Michael K
Michael K

Reputation: 2288

Use bash_profile aliases in jupyter notebook

It looks like my Jupyter notebook picks up everything that I export in my .bash_profile, but nothing that I alias.

I think ! uses bin/sh, so it's understandable that the aliases from the bash profile don't port over, but the %%bash magic also does not pick up the aliases I've written.

Is there a way to make the aliases in my bash profile available through ! (ideally) or, at the least, using %%bash?

Upvotes: 4

Views: 3993

Answers (1)

David Marx
David Marx

Reputation: 8558

This seems to work (python3, modified from a hack I found in a jupyter issue)

import subprocess

lines = subprocess.check_output('source ~/.bash_profile; alias',shell=True).split(b'\n')
manager = get_ipython().alias_manager
for line in lines:
    line = line.decode("utf-8") 
    split_index = line.find('=')
    cmd = line[split_index+1:]
    alias = line[:split_index]
    cmd = cmd[1:-1]
    print ("ALIAS:{}\t\tCMD:{}".format(alias,cmd))

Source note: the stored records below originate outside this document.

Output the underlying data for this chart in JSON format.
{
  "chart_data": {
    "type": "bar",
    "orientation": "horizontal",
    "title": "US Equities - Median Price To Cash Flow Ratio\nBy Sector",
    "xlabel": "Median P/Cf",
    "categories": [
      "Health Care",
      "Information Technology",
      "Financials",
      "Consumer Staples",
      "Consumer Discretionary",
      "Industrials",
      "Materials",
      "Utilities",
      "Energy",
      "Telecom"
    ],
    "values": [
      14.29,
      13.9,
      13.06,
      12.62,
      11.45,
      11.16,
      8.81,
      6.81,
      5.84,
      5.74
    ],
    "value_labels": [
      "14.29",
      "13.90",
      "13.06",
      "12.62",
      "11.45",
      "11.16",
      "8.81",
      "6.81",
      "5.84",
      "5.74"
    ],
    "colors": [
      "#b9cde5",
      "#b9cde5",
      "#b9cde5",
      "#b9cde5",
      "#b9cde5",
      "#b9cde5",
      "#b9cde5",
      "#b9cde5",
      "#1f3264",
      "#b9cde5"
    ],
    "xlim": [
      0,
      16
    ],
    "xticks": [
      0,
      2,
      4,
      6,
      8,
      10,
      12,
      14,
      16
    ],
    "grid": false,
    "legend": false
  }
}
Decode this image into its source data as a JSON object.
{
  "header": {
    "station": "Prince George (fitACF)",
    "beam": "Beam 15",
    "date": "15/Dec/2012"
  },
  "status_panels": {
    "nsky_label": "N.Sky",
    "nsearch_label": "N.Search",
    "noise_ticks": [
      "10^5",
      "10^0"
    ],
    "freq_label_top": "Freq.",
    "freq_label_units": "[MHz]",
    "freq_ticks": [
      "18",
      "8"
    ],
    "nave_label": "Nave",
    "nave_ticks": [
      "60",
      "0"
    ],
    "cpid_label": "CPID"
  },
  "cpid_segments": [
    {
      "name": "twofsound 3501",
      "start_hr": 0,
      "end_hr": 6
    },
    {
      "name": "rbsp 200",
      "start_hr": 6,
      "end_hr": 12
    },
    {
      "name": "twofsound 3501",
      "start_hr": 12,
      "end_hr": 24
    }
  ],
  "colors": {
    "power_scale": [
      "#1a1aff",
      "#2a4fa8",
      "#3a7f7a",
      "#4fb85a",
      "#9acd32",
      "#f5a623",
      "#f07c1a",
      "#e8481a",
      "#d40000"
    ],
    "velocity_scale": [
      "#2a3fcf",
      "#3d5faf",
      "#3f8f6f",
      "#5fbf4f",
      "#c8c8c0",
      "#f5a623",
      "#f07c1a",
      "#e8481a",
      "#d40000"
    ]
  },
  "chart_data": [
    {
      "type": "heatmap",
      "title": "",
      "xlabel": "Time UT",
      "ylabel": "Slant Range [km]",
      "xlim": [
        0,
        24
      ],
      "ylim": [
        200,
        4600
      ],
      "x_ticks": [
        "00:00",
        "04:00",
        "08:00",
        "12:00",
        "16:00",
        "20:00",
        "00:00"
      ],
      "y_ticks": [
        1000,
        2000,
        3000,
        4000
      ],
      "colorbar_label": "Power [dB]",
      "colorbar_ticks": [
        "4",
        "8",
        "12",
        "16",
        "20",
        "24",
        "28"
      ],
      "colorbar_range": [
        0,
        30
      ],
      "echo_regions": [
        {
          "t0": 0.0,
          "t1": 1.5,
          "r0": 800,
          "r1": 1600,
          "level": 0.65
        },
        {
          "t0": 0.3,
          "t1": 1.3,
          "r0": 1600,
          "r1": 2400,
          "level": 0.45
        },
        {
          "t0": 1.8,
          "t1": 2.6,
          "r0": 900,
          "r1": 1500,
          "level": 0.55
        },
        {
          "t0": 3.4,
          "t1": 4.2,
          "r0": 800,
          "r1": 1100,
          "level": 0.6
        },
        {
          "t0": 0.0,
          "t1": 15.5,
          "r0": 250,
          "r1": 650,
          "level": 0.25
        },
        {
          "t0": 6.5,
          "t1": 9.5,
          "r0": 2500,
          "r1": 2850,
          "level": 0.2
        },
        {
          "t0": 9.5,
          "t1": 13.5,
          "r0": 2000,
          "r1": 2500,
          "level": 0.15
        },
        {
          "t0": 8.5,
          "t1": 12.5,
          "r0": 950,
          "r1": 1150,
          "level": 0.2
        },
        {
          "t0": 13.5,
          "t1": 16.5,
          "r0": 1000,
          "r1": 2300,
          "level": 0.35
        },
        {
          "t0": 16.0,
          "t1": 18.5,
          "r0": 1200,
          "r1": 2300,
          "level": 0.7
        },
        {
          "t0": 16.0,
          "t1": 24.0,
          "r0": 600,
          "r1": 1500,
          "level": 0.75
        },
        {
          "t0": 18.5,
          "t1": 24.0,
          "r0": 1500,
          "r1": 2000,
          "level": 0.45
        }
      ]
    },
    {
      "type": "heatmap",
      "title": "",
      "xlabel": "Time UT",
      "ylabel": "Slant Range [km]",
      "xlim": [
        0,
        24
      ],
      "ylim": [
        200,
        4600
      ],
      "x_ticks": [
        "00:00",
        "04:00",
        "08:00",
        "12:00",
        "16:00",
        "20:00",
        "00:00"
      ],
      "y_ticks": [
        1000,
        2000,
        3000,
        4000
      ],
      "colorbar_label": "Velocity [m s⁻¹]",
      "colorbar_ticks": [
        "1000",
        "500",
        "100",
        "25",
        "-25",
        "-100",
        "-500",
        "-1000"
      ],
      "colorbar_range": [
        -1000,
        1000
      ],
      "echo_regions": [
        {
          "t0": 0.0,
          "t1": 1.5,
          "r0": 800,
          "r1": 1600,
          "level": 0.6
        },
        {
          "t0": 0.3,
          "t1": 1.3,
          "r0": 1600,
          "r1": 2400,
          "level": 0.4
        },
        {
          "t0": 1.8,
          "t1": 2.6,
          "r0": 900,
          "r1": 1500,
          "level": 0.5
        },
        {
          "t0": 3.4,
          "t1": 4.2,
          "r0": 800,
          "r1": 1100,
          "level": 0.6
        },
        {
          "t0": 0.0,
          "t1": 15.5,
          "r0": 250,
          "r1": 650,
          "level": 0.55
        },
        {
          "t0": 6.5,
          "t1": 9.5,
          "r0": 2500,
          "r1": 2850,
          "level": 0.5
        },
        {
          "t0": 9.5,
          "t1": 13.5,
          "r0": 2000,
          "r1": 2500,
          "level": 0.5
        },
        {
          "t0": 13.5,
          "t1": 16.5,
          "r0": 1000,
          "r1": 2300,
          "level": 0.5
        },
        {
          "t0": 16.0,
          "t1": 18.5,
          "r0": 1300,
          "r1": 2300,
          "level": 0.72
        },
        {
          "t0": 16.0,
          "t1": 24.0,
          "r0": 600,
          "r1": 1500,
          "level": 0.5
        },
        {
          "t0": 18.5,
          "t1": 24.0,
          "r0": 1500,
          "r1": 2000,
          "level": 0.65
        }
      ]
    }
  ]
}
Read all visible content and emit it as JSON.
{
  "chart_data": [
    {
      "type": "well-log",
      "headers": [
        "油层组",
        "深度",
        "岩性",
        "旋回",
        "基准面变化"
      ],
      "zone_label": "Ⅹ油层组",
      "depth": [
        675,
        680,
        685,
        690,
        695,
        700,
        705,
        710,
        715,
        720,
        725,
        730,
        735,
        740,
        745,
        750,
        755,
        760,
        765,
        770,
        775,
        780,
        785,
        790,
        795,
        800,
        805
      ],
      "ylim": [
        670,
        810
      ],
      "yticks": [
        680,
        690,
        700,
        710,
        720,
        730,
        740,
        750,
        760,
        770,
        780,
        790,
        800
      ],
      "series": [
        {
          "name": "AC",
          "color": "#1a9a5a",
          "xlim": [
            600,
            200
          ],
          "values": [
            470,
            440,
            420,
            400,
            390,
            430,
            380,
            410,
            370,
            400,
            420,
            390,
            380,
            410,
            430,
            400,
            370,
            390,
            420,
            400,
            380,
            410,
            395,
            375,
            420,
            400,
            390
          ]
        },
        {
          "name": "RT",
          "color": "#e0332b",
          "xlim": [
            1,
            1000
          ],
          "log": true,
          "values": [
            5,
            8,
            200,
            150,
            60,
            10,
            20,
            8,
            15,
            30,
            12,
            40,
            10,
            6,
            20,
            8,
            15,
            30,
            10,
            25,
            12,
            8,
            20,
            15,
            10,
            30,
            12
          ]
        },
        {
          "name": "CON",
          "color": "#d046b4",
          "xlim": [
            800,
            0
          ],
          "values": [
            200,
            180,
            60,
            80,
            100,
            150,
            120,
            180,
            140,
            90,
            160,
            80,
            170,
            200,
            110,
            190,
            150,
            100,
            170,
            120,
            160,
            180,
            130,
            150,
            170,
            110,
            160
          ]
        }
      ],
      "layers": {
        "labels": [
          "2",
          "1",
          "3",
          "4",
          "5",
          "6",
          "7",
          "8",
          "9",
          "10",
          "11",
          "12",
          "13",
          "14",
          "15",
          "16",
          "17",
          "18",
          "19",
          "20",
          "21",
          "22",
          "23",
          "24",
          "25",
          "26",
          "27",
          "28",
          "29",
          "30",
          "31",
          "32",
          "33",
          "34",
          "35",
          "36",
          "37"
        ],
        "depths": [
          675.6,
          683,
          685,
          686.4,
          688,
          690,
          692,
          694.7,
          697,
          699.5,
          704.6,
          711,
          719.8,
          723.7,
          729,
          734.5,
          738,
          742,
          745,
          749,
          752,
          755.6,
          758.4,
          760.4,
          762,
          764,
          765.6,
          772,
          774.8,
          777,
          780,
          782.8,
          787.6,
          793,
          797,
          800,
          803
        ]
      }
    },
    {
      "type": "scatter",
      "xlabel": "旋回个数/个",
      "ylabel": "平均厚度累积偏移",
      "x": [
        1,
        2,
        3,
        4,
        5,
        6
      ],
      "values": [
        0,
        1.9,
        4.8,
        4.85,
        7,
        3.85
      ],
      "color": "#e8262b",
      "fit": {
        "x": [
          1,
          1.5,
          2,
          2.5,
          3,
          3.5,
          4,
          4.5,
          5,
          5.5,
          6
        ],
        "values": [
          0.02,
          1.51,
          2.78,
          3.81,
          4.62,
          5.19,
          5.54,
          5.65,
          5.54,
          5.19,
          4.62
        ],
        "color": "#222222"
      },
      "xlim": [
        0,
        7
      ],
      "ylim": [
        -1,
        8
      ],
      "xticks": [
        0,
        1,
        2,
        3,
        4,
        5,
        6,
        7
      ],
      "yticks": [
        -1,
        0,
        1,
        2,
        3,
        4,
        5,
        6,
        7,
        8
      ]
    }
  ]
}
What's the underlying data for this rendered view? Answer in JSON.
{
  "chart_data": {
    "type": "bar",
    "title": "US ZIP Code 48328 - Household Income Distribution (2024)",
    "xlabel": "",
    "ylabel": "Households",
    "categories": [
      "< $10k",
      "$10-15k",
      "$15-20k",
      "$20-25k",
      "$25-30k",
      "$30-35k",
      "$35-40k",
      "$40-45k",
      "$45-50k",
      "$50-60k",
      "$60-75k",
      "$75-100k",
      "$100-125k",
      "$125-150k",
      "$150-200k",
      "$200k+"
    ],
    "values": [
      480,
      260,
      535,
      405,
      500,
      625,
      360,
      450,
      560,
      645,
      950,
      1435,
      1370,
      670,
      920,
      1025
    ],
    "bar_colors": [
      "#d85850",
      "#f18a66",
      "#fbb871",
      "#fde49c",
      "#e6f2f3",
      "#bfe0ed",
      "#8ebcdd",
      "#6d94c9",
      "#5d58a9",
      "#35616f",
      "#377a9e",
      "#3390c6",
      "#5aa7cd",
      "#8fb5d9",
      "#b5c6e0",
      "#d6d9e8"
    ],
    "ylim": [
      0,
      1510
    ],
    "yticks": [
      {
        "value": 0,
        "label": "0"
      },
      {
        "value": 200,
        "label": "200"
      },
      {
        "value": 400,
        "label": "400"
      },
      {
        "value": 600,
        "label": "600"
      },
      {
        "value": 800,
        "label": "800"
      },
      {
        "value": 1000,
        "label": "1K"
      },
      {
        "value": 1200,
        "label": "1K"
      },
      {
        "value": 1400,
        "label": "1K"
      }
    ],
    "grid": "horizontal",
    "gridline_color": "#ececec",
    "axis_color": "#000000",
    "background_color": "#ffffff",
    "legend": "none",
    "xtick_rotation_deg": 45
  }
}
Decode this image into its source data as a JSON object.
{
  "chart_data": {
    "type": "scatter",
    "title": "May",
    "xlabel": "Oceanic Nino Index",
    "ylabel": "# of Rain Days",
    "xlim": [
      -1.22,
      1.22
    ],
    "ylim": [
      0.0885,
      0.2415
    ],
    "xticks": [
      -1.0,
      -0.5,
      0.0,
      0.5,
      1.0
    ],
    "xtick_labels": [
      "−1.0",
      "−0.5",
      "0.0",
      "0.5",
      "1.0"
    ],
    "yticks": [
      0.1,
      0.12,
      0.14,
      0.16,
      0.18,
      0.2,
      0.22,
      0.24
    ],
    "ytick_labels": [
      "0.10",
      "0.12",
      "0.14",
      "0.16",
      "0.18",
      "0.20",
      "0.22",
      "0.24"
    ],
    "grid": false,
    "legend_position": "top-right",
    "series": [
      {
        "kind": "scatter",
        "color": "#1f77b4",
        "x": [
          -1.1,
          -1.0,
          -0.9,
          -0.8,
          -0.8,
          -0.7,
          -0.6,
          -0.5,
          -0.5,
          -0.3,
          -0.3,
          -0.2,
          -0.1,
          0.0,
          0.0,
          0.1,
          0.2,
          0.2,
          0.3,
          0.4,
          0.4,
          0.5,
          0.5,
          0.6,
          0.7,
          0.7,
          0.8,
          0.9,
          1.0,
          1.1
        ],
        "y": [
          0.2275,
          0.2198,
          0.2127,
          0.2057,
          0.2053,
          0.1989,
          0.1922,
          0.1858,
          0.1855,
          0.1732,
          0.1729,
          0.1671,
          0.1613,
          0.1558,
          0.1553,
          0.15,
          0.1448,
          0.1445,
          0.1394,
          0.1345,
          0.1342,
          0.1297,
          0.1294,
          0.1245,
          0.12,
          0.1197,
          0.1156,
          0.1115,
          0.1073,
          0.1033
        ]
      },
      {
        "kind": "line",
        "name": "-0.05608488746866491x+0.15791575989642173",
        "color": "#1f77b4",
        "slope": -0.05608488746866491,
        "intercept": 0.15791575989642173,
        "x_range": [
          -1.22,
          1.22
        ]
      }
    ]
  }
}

    manager.soft_define_alias(alias, cmd)

Here's another alternative, which is less a solution than a workaround: you can define aliases locally to the notebook using the %alias magic, and make those aliases available in the future using the %store magic. More alias trickiness here: https://github.com/ipython/ipython/wiki/Cookbook:-Storing-aliases

More on the %store magic here: http://ipython.readthedocs.io/en/stable/config/extensions/storemagic.html

The next step is hacking the %store magic to persist these aliases: https://github.com/ipython/ipython/blob/master/IPython/extensions/storemagic.py


For posterity, here are the results of some experiments I ran before finally finding a solution:

I sourced my .bash_profile in a %%bash cell. From within that cell, I was able to interrogate the values of variables I defined in my .bash_profile, and was able to list aliased commands by invoking alias. However, I was still not able to use aliased commands. Additionally, variables defined in my .bash_profile were only accessible inside the cell with the source call: trying to access them in subsequent %%bash cell didn't work, and the alias command also failed. More interesting still: if I sourced using !, I wasn't able to interrogate variables defined in my bash profile nor list my aliases with ! shell commands in the same cell.

Suffice it say, the %%bash magic is finicky.